Assim, cabe perguntar, diante das inusitadas decisões que o Estado brasileiro vem tomando ultimamente - e de outras para as quais se encaminha - até onde as estruturas formais de representação e decisão do governo democraticamente eleito e legalmente constituído - responsável, portanto - governariam o país.

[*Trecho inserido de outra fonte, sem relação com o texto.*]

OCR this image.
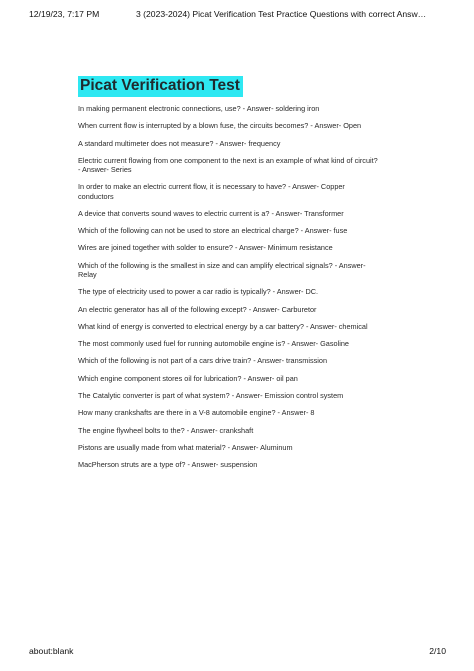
12/19/23, 7:17 PM	3 (2023-2024) Picat Verification Test Practice Questions with correct Answ…
Picat Verification Test
In making permanent electronic connections, use? - Answer- soldering iron
When current flow is interrupted by a blown fuse, the circuits becomes? - Answer- Open
A standard multimeter does not measure? - Answer- frequency
Electric current flowing from one component to the next is an example of what kind of circuit? - Answer- Series
In order to make an electric current flow, it is necessary to have? - Answer- Copper conductors
A device that converts sound waves to electric current is a? - Answer- Transformer
Which of the following can not be used to store an electrical charge? - Answer- fuse
Wires are joined together with solder to ensure? - Answer- Minimum resistance
Which of the following is the smallest in size and can amplify electrical signals? - Answer- Relay
The type of electricity used to power a car radio is typically? - Answer- DC.
An electric generator has all of the following except? - Answer- Carburetor
What kind of energy is converted to electrical energy by a car battery? - Answer- chemical
The most commonly used fuel for running automobile engine is? - Answer- Gasoline
Which of the following is not part of a cars drive train? - Answer- transmission
Which engine component stores oil for lubrication? - Answer- oil pan
The Catalytic converter is part of what system? - Answer- Emission control system
How many crankshafts are there in a V-8 automobile engine? - Answer- 8
The engine flywheel bolts to the? - Answer- crankshaft
Pistons are usually made from what material? - Answer- Aluminum
MacPherson struts are a type of? - Answer- suspension
about:blank	2/10
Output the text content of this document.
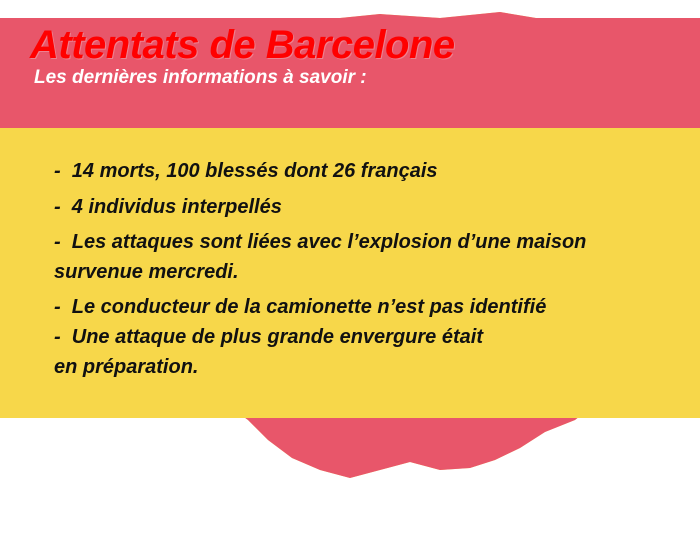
Attentats de Barcelone
Les dernières informations à savoir :
-  14 morts, 100 blessés dont 26 français
-  4 individus interpellés
-  Les attaques sont liées avec l’explosion d’une maison
survenue mercredi.
-  Le conducteur de la camionette n’est pas identifié
-  Une attaque de plus grande envergure était
en préparation.
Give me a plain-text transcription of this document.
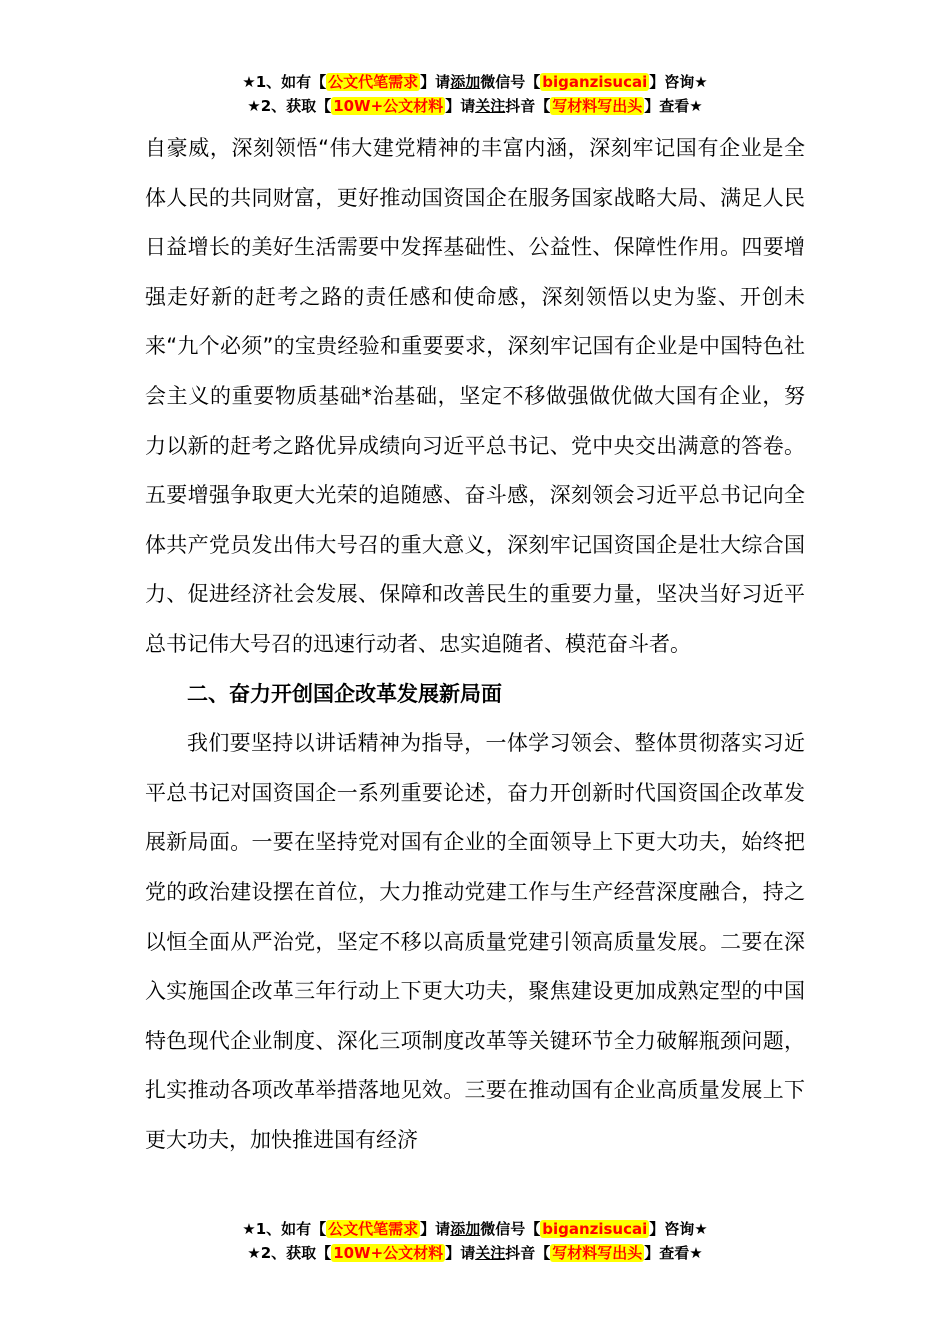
★1、如有【 公文代笔需求 】请添加微信号【 biganzisucai 】咨询★
★2、获取【 10W+公文材料 】请关注抖音【 写材料写出头 】查看★

自豪威，深刻领悟“伟大建党精神的丰富内涵，深刻牢记国有企业是全体人民的共同财富，更好推动国资国企在服务国家战略大局、满足人民日益增长的美好生活需要中发挥基础性、公益性、保障性作用。四要增强走好新的赶考之路的责任感和使命感，深刻领悟以史为鉴、开创未来“九个必须”的宝贵经验和重要要求，深刻牢记国有企业是中国特色社会主义的重要物质基础*治基础，坚定不移做强做优做大国有企业，努力以新的赶考之路优异成绩向习近平总书记、党中央交出满意的答卷。五要增强争取更大光荣的追随感、奋斗感，深刻领会习近平总书记向全体共产党员发出伟大号召的重大意义，深刻牢记国资国企是壮大综合国力、促进经济社会发展、保障和改善民生的重要力量，坚决当好习近平总书记伟大号召的迅速行动者、忠实追随者、模范奋斗者。

二、奋力开创国企改革发展新局面

我们要坚持以讲话精神为指导，一体学习领会、整体贯彻落实习近平总书记对国资国企一系列重要论述，奋力开创新时代国资国企改革发展新局面。一要在坚持党对国有企业的全面领导上下更大功夫，始终把党的政治建设摆在首位，大力推动党建工作与生产经营深度融合，持之以恒全面从严治党，坚定不移以高质量党建引领高质量发展。二要在深入实施国企改革三年行动上下更大功夫，聚焦建设更加成熟定型的中国特色现代企业制度、深化三项制度改革等关键环节全力破解瓶颈问题，扎实推动各项改革举措落地见效。三要在推动国有企业高质量发展上下更大功夫，加快推进国有经济

★1、如有【 公文代笔需求 】请添加微信号【 biganzisucai 】咨询★
★2、获取【 10W+公文材料 】请关注抖音【 写材料写出头 】查看★
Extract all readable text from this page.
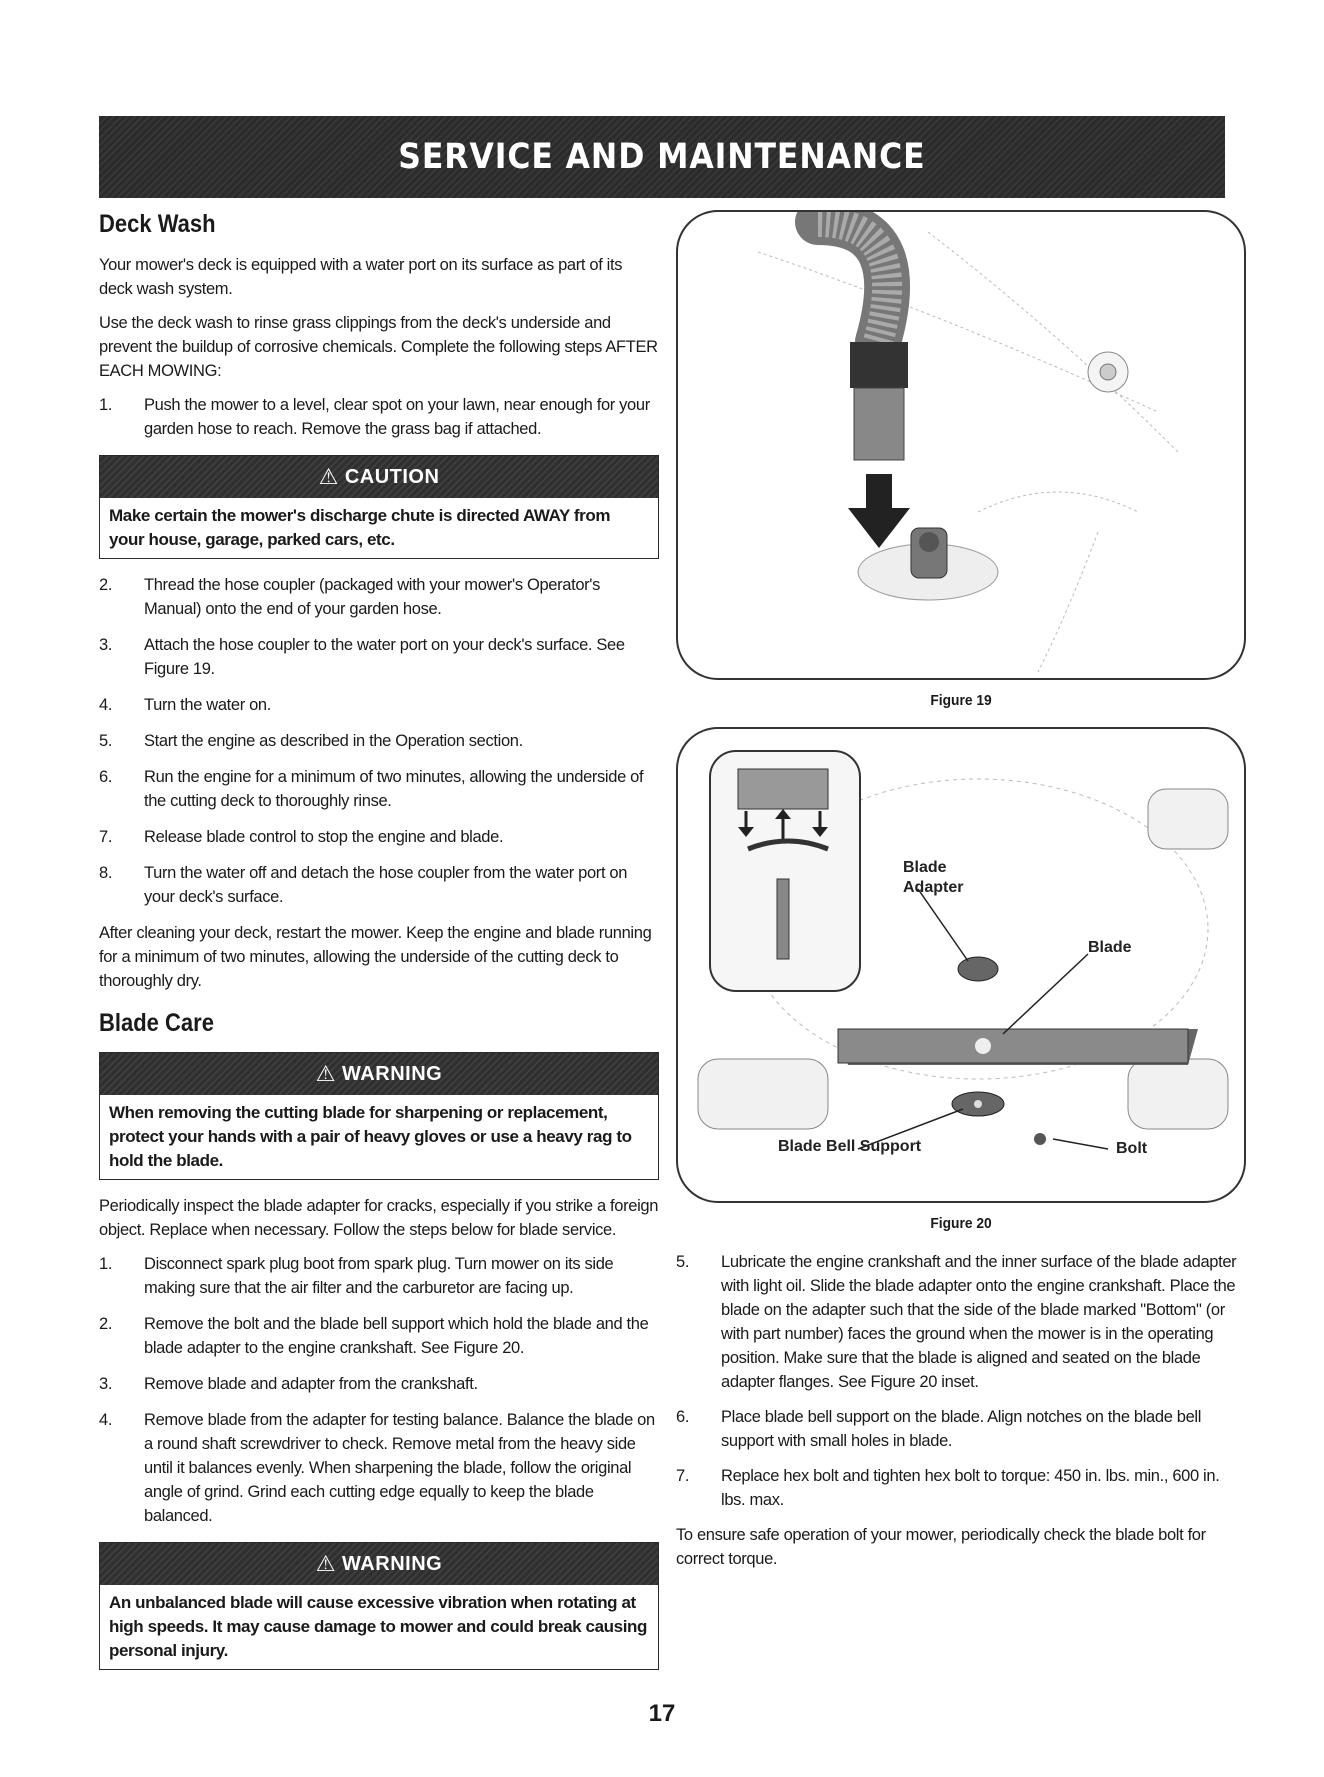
SERVICE AND MAINTENANCE
Deck Wash

Your mower's deck is equipped with a water port on its surface as part of its deck wash system.

Use the deck wash to rinse grass clippings from the deck's underside and prevent the buildup of corrosive chemicals. Complete the following steps AFTER EACH MOWING:

1.	Push the mower to a level, clear spot on your lawn, near enough for your garden hose to reach. Remove the grass bag if attached.
⚠ CAUTION
Make certain the mower's discharge chute is directed AWAY from your house, garage, parked cars, etc.
2.	Thread the hose coupler (packaged with your mower's Operator's Manual) onto the end of your garden hose.
3.	Attach the hose coupler to the water port on your deck's surface. See Figure 19.
4.	Turn the water on.
5.	Start the engine as described in the Operation section.
6.	Run the engine for a minimum of two minutes, allowing the underside of the cutting deck to thoroughly rinse.
7.	Release blade control to stop the engine and blade.
8.	Turn the water off and detach the hose coupler from the water port on your deck's surface.

After cleaning your deck, restart the mower. Keep the engine and blade running for a minimum of two minutes, allowing the underside of the cutting deck to thoroughly dry.

Blade Care
⚠ WARNING
When removing the cutting blade for sharpening or replacement, protect your hands with a pair of heavy gloves or use a heavy rag to hold the blade.

Periodically inspect the blade adapter for cracks, especially if you strike a foreign object. Replace when necessary. Follow the steps below for blade service.

1.	Disconnect spark plug boot from spark plug. Turn mower on its side making sure that the air filter and the carburetor are facing up.
2.	Remove the bolt and the blade bell support which hold the blade and the blade adapter to the engine crankshaft. See Figure 20.
3.	Remove blade and adapter from the crankshaft.
4.	Remove blade from the adapter for testing balance. Balance the blade on a round shaft screwdriver to check. Remove metal from the heavy side until it balances evenly. When sharpening the blade, follow the original angle of grind. Grind each cutting edge equally to keep the blade balanced.
⚠ WARNING
An unbalanced blade will cause excessive vibration when rotating at high speeds. It may cause damage to mower and could break causing personal injury.
Figure 19
Blade
Adapter
Blade
Blade Bell Support	Bolt
Figure 20
5.	Lubricate the engine crankshaft and the inner surface of the blade adapter with light oil. Slide the blade adapter onto the engine crankshaft. Place the blade on the adapter such that the side of the blade marked "Bottom" (or with part number) faces the ground when the mower is in the operating position. Make sure that the blade is aligned and seated on the blade adapter flanges. See Figure 20 inset.
6.	Place blade bell support on the blade. Align notches on the blade bell support with small holes in blade.
7.	Replace hex bolt and tighten hex bolt to torque: 450 in. lbs. min., 600 in. lbs. max.

To ensure safe operation of your mower, periodically check the blade bolt for correct torque.

17
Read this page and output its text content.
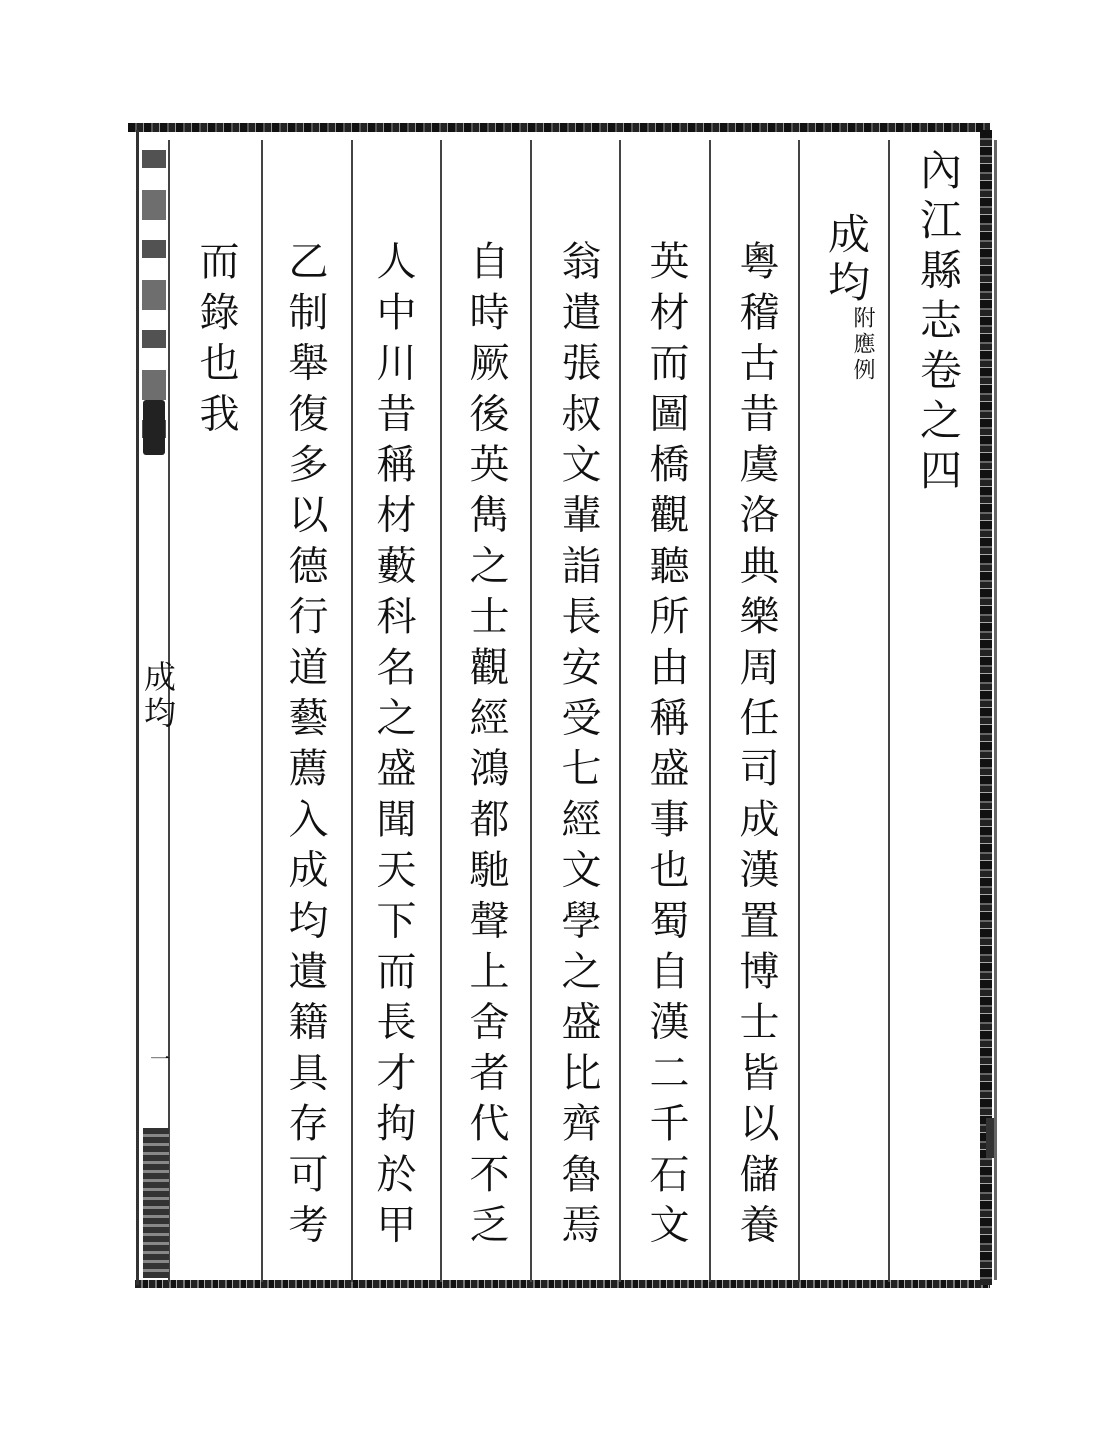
內江縣志卷之四
成均
附應例
粵稽古昔虞洛典樂周任司成漢置博士皆以儲養
英材而圖橋觀聽所由稱盛事也蜀自漢二千石文
翁遣張叔文輩詣長安受七經文學之盛比齊魯焉
自時厥後英雋之士觀經鴻都馳聲上舍者代不乏
人中川昔稱材藪科名之盛聞天下而長才拘於甲
乙制舉復多以德行道藝薦入成均遺籍具存可考
而錄也我
成均
一
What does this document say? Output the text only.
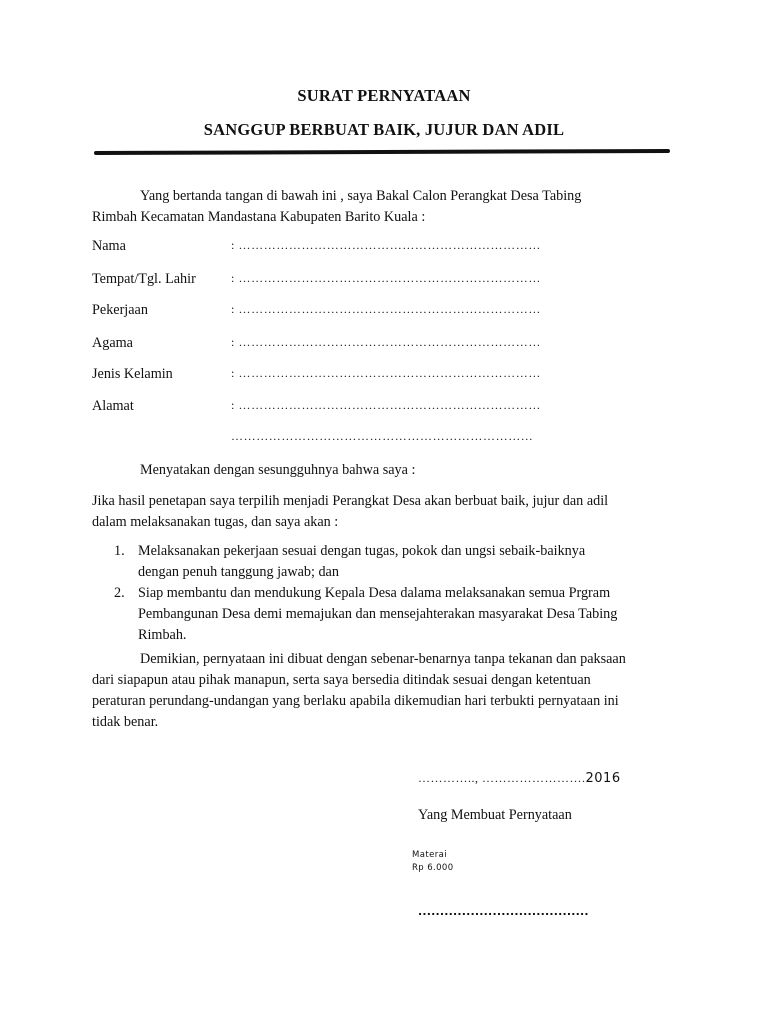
SURAT PERNYATAAN
SANGGUP BERBUAT BAIK, JUJUR DAN ADIL
Yang bertanda tangan di bawah ini , saya Bakal Calon Perangkat Desa Tabing
Rimbah Kecamatan Mandastana Kabupaten Barito Kuala :
Nama	: ………………………………………………………………
Tempat/Tgl. Lahir	: ………………………………………………………………
Pekerjaan	: ………………………………………………………………
Agama	: ………………………………………………………………
Jenis Kelamin	: ………………………………………………………………
Alamat	: ………………………………………………………………
………………………………………………………………
Menyatakan dengan sesungguhnya bahwa saya :
Jika hasil penetapan saya terpilih menjadi Perangkat Desa akan berbuat baik, jujur dan adil
dalam melaksanakan tugas, dan saya akan :
1. Melaksanakan pekerjaan sesuai dengan tugas, pokok dan ungsi sebaik-baiknya
dengan penuh tanggung jawab; dan
2. Siap membantu dan mendukung Kepala Desa dalama melaksanakan semua Prgram
Pembangunan Desa demi memajukan dan mensejahterakan masyarakat Desa Tabing
Rimbah.
Demikian, pernyataan ini dibuat dengan sebenar-benarnya tanpa tekanan dan paksaan
dari siapapun atau pihak manapun, serta saya bersedia ditindak sesuai dengan ketentuan
peraturan perundang-undangan yang berlaku apabila dikemudian hari terbukti pernyataan ini
tidak benar.
………….., …………………….2016
Yang Membuat Pernyataan
Materai
Rp 6.000
.......................................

Num cenário de banalização do Estado e da política, como ficaria o exercício da soberania pelo povo, o que as instituições deveriam representar e quais seriam os critérios das decisões afetas à sociedade de um país em desenvolvimento, onde os precários índices sociais e educacionais já constituem por si só preocupações quanto à qualidade e efetividade da representação política?

Nunca é demais repetir que o Estado é a sociedade politicamente organizada, que não há substituto para a democracia, que somos nós que fazemos tudo isso e que muito do que desejamos para nós depende da nossa capacidade em dar substância ao Estado nacional brasileiro, mero instrumento de nossa vontade coletiva onde, porém, se viabiliza nossa existência social desde que saibamos lhe colocar limite.

É por isso que nestes dias de perplexidade vale a pena defendê-lo.

Sérgio Paulo Muniz Costa, historiador, é membro do CPE da UFJF, pesquisador de Segurança e Defesa do CEBRI. Foi Delegado do Brasil na Junta Interamericana de Defesa, órgão de assessoria da OEA para assuntos de segurança hemisférica.